Vor mehr als einem Jahr töteten israelische Elitesoldaten neun pro-palästinensische türkische Aktivisten auf dem Hilfsschiff Mavi Marmara. Dafür verlangt die Türkei eine Entschuldigung, die es aber nach israelischer Auffassung nicht geben wird. Die Situation ist angespannt, das weiß auch der Unternehmer Ishak Alaton, der Türke und Jude ist.

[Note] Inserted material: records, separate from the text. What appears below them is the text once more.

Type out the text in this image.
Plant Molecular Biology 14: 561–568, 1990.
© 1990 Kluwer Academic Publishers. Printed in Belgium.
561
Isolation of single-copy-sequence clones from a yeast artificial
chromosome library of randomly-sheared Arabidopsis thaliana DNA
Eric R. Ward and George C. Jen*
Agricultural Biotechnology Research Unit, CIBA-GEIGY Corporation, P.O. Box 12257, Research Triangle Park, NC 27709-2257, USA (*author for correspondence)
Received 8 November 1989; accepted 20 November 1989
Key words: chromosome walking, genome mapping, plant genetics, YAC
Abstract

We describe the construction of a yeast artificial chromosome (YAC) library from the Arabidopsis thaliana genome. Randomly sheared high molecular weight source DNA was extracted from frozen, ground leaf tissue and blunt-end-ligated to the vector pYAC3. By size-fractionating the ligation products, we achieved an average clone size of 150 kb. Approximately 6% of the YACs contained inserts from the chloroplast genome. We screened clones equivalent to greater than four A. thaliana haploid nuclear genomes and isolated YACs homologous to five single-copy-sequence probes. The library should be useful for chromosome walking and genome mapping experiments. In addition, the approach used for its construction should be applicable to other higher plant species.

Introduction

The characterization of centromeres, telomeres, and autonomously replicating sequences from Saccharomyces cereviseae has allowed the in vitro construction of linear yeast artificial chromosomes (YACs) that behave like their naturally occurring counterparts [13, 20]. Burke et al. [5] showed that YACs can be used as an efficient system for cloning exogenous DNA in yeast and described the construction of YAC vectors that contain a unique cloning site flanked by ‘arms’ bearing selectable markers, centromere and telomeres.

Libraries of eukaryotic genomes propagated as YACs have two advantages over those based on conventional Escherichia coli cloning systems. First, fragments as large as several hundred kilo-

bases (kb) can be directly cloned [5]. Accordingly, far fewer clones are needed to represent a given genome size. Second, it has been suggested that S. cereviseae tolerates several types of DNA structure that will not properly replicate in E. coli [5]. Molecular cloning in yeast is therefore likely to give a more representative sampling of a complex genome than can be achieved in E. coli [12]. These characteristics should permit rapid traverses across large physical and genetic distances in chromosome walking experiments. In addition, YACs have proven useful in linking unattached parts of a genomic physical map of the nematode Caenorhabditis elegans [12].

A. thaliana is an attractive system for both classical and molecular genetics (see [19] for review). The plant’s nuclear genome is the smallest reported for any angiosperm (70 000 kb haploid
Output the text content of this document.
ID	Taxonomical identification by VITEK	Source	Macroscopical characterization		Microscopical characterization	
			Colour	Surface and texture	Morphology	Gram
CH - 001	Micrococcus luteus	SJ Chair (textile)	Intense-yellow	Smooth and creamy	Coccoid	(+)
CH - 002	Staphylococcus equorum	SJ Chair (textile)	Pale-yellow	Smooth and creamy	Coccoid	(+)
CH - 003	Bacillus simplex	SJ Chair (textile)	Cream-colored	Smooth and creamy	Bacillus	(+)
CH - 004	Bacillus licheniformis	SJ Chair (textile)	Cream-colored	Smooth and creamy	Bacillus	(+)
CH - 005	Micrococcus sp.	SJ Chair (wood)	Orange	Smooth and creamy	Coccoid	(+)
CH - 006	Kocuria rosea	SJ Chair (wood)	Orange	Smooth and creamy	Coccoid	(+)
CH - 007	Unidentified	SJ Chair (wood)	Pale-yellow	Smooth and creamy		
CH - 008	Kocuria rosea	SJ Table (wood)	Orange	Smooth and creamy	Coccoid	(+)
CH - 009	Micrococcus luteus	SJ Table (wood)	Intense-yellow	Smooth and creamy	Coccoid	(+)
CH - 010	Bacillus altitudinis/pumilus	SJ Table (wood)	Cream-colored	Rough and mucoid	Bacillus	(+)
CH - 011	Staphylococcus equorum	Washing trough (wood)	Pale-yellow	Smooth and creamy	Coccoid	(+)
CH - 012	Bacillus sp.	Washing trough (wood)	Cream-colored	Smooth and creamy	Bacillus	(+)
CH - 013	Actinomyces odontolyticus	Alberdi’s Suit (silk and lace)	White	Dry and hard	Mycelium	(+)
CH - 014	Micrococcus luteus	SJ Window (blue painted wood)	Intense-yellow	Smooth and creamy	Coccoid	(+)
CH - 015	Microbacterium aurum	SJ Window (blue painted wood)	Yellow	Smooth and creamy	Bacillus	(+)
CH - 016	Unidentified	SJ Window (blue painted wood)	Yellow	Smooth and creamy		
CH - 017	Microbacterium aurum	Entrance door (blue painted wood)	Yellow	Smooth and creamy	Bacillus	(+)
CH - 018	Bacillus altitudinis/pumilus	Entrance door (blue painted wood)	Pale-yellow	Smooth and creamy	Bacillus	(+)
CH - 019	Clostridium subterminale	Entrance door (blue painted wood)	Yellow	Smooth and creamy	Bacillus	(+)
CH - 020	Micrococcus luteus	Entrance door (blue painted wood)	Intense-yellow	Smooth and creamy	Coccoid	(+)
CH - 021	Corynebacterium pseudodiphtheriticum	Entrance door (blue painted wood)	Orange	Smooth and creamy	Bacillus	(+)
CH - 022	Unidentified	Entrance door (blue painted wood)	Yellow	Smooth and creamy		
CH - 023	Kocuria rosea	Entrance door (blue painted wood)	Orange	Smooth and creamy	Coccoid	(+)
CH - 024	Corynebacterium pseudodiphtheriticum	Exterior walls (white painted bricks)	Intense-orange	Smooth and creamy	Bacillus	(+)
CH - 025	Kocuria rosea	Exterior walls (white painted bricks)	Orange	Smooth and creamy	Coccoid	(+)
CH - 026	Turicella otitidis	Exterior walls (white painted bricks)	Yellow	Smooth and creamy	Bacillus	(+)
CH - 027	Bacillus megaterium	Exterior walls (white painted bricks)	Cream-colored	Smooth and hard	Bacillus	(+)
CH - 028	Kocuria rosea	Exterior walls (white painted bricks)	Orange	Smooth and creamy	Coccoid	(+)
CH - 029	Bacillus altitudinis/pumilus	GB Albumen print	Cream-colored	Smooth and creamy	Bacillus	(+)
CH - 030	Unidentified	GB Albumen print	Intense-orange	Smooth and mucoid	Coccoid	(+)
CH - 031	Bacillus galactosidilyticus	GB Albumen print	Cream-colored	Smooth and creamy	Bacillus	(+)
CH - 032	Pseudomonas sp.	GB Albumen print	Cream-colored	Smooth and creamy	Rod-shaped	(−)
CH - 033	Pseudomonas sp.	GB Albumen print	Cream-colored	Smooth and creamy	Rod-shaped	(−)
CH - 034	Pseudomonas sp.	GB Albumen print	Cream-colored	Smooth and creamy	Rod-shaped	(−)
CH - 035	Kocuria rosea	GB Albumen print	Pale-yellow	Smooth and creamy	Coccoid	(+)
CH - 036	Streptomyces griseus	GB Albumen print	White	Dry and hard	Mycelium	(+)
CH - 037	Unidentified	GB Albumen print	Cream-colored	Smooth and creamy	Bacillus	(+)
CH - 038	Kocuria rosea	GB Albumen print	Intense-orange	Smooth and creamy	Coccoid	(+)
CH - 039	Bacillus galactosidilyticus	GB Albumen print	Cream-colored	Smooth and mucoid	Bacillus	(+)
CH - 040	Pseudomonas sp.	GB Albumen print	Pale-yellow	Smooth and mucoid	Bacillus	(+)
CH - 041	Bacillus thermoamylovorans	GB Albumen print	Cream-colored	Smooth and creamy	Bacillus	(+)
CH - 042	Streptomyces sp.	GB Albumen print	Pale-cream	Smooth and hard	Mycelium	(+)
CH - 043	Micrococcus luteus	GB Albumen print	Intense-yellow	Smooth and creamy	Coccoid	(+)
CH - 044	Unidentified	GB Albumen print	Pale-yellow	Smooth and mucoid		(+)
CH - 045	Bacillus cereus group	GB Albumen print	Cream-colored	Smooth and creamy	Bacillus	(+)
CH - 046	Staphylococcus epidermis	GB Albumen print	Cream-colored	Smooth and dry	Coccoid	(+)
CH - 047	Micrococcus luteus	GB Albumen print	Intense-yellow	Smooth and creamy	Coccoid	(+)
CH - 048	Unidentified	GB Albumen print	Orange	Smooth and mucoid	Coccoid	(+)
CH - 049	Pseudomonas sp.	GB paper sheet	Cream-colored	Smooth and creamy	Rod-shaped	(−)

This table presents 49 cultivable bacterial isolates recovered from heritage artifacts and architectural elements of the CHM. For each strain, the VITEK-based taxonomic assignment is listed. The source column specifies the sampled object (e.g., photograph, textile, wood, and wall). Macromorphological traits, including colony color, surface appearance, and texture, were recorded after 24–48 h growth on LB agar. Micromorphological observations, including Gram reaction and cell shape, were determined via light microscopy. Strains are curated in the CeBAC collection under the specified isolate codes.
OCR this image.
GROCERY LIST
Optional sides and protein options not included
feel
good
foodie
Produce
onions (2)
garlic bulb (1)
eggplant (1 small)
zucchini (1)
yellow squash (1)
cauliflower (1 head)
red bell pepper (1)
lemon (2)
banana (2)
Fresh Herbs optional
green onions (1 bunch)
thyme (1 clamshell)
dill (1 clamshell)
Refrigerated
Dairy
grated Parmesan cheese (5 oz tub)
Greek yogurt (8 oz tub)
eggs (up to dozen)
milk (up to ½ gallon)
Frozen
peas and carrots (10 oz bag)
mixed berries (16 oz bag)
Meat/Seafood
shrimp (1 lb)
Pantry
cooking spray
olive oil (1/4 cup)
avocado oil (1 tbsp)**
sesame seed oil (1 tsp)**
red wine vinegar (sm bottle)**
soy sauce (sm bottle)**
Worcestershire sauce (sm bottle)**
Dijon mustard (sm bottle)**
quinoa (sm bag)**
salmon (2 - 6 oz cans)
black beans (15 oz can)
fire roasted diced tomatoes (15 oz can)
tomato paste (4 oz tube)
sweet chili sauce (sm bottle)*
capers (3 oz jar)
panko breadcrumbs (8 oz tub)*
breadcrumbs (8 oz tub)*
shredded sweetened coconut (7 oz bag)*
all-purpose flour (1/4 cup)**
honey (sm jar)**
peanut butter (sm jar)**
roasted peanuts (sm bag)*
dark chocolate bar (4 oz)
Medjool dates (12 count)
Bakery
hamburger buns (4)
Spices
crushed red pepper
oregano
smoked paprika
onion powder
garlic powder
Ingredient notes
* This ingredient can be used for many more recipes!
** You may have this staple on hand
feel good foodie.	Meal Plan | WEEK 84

Von Gunnar Köhne | 06.09.2011
    Ishak Alaton sitzt gut gelaunt hinter seinem schweren Schreibtisch. Eine Million Dollar hat der 84-jährige Unternehmer soeben für die Hungernden in Ostafrika gespendet. Hilfe für Menschen in Not, Einsatz gegen Ungerechtigkeit und für mehr Demokratie – dafür ist Alaton in der Türkei bekannt und geschätzt. Dass Alaton Jude ist, spielte dabei bislang keine besondere Rolle, betont er. Natürlich gebe es, wie andernorts auch, in der Türkei Antisemiten. Und, ja, die gegenwärtige scharfe Krise zwischen der Türkei und Israel mache das Zusammenleben der nur noch knapp 25.000 Juden am Bosporus mit der muslimischen Mehrheit nicht einfacher. Aber staatliche Repressionen fürchtet Alaton überhaupt nicht:

    "Ich würde sogar sagen, dass diese Regierung mehr Verständnis für uns Minderheiten hat als alle Vorgängerregierungen. Ich kann mich noch an die 40er, 50er und 60er-Jahre erinnern, als wir in Gesetzen als hier lebende 'Ausländer' bezeichnet wurden. Heute sind wir vor dem Gesetz gleichberechtigte Bürger dieses Landes. Warum sollte ich mir heute mehr Sorgen machen, als gestern?"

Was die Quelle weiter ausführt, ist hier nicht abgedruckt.